All the Avennia Syrah had going for it was it was the best wine on the table.
Peterson, formerly co-winemaker at DeLille, was lucky to get the grapes for his inaugural vintage from one of Yakima Valley's best growers, Dick Boushey. "I like Chris. He's very serious, and he's very low-key," Boushey says.
That's true. I was one of the presenters, I sat next to Peterson, and he said the least of anyone on stage.
Me, I talked about ratings and value. 2000 Leoville Las Cases got 100 points from Spectator, 98 points from Parker, costs $350 online, and it was a simple dark fruit wine with a short finish. I'm not sure I could pick it out of a lineup of $15 Bordeaux Superieur. One woman in the audience pointed out that the wine was tight and might be delicious in 20 years. OK, but is that what one expects from a 100-point wine: hopes and excuses? I asked for a show of hands from people who thought it was worthy of 100 points: zero.
|Why is this bottle empty? Because it was great|
Sorry, I digress, like I did on stage. Back to the great Avennia Syrah, the find of the day.

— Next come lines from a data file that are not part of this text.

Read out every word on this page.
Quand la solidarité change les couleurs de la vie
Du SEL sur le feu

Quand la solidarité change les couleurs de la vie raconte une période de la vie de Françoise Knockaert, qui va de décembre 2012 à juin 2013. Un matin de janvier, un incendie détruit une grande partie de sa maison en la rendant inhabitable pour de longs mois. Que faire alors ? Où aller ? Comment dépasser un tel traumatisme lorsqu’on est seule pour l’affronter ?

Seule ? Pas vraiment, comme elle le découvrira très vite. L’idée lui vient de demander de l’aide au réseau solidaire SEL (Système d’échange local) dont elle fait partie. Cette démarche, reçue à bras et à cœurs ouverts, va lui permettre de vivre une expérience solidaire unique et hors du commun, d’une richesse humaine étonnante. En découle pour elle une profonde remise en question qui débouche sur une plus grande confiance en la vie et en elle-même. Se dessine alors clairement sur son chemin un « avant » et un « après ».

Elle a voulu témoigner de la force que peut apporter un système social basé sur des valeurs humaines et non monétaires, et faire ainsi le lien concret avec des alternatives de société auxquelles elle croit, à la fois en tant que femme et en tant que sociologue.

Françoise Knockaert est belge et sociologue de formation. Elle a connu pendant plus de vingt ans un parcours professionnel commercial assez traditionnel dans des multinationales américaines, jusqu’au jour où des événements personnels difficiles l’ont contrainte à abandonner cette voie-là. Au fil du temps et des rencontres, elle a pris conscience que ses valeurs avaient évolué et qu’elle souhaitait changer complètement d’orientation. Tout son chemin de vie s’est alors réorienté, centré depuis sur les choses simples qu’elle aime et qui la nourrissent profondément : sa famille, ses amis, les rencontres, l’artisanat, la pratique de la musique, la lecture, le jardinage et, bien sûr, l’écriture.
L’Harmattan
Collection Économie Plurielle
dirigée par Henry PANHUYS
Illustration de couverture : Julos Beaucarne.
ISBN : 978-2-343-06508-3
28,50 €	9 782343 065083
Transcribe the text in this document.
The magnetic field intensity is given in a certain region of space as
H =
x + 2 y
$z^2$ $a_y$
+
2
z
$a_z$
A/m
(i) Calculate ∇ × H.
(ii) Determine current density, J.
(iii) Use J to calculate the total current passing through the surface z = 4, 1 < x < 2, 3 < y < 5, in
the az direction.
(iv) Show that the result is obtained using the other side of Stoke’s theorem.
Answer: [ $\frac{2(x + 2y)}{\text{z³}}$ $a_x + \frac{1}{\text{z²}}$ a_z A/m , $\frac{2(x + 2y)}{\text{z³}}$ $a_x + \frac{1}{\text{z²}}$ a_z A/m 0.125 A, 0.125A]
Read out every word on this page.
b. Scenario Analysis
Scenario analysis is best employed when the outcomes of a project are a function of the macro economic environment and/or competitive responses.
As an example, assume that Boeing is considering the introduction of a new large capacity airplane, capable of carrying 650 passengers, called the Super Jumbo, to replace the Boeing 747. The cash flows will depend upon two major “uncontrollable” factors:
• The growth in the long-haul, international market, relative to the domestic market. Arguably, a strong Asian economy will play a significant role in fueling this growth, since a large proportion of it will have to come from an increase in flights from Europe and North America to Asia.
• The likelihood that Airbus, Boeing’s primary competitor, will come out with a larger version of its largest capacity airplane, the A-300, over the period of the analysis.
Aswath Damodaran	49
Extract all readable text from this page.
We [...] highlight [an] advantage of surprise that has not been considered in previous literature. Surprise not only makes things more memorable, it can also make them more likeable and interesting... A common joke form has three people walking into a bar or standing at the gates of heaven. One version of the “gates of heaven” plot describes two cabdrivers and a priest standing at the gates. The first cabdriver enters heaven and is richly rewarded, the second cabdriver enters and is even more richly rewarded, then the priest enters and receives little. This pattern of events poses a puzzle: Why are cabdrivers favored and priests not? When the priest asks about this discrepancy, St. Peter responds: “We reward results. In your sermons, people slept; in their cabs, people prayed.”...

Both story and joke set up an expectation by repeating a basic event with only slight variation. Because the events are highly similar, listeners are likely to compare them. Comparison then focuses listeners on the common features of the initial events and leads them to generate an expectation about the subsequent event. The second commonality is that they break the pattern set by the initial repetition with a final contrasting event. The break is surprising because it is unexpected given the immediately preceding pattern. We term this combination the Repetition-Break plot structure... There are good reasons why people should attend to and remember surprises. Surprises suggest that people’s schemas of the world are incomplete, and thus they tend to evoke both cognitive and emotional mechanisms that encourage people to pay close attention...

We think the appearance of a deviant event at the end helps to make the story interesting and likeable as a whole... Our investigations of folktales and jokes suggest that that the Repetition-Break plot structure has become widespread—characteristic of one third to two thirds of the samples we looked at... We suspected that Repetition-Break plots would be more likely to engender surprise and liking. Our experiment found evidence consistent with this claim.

Avennia "Arnaut" Bouchey Vineyard Yakima Valley Syrah ($45) has strong spiciness in the aroma, thick yet smooth tannins, a graceful mouthfeel, pretty floral notes and plenty of red plum fruit. It was strange at first to see Peterson on the panel with three of the longtime superstars of Washington wine -- Bob Betz, Alex Golitzin of Quilceda Creek, Rick Small of Woodward Canyon. But the wine belonged.
Peterson left DeLille in 2011 after 8 years to found Avennia. He sources his grapes from the cooler parts of Yakima Valley because, he says, "I'm trying to de-emphasize fruit and emphasize mineral flavors. I want to show what Washington has in the Earth."
His flagship wine, "Sestina," ($50) is a Cabernet Sauvignon-dominant Bordeaux blend with great length and freshness, bright fruit and the characteristic fresh herbs of Cabernet that most winemakers in Napa Valley spend thousands of dollars to avoid. I liked the 2010 a lot, much more than the same vintage of his 2nd wine "Gravura" ($35), a Bordeaux blend that had good freshness and well-managed tannins but was a little too herbal for me. Both wines are 14.5% alcohol.
I said to Peterson, "You're not afraid of herbaceousness." He said, "No. The Red Willow (region fruit) brings that out. After eight years at DeLille with Red Mountain (fruit) and 100% new oak, I was ready for some subtlety."
My favorite of DeLille's wines is the Sauvignon Blanc-Semillon blend called "Chaleur Estate blanc," which does give plenty of French oak flavor, but nicely balances intensity and refinement. Peterson is buying some of the same Sauvignon Blanc and making it without the Semillon for Avennia, and I miss the Semillon: it's almost too intense, with strong green fruit and none of the moderating richness of mouthfeel Semillon brings. It's interesting: with his red wines, it's as if he frees their character from restraint, and they are fully realized at last, but with the white, I want the restraints clamped back on. Peterson says the 2011 Sauvignon Blanc ($25, 12.5% alcohol) might just need more time to blossom.
"I love the potential of Sauvignon Blanc in Washington," he says. "But we're going to have to train people that Sauvignon Blanc can be serious."
Avennia, which made 2250 cases of wine in 2012, has no distribution currently and is sold only by mailing list. That sounded like a bad situation to me, until Peterson told me they have 1400 people on the mailing list, all of it from word of mouth, as they have no tasting room. I'm sorry to say that the Syrah that blew away the 100-point wines is already sold out, but the Sestina is well worth trying, and the 2011 vintage of Syrah is due in the next few months. After his impressive first vintage, I can't wait to taste what he does next. You can have the 100-point wines; I'll take the wines that taste better.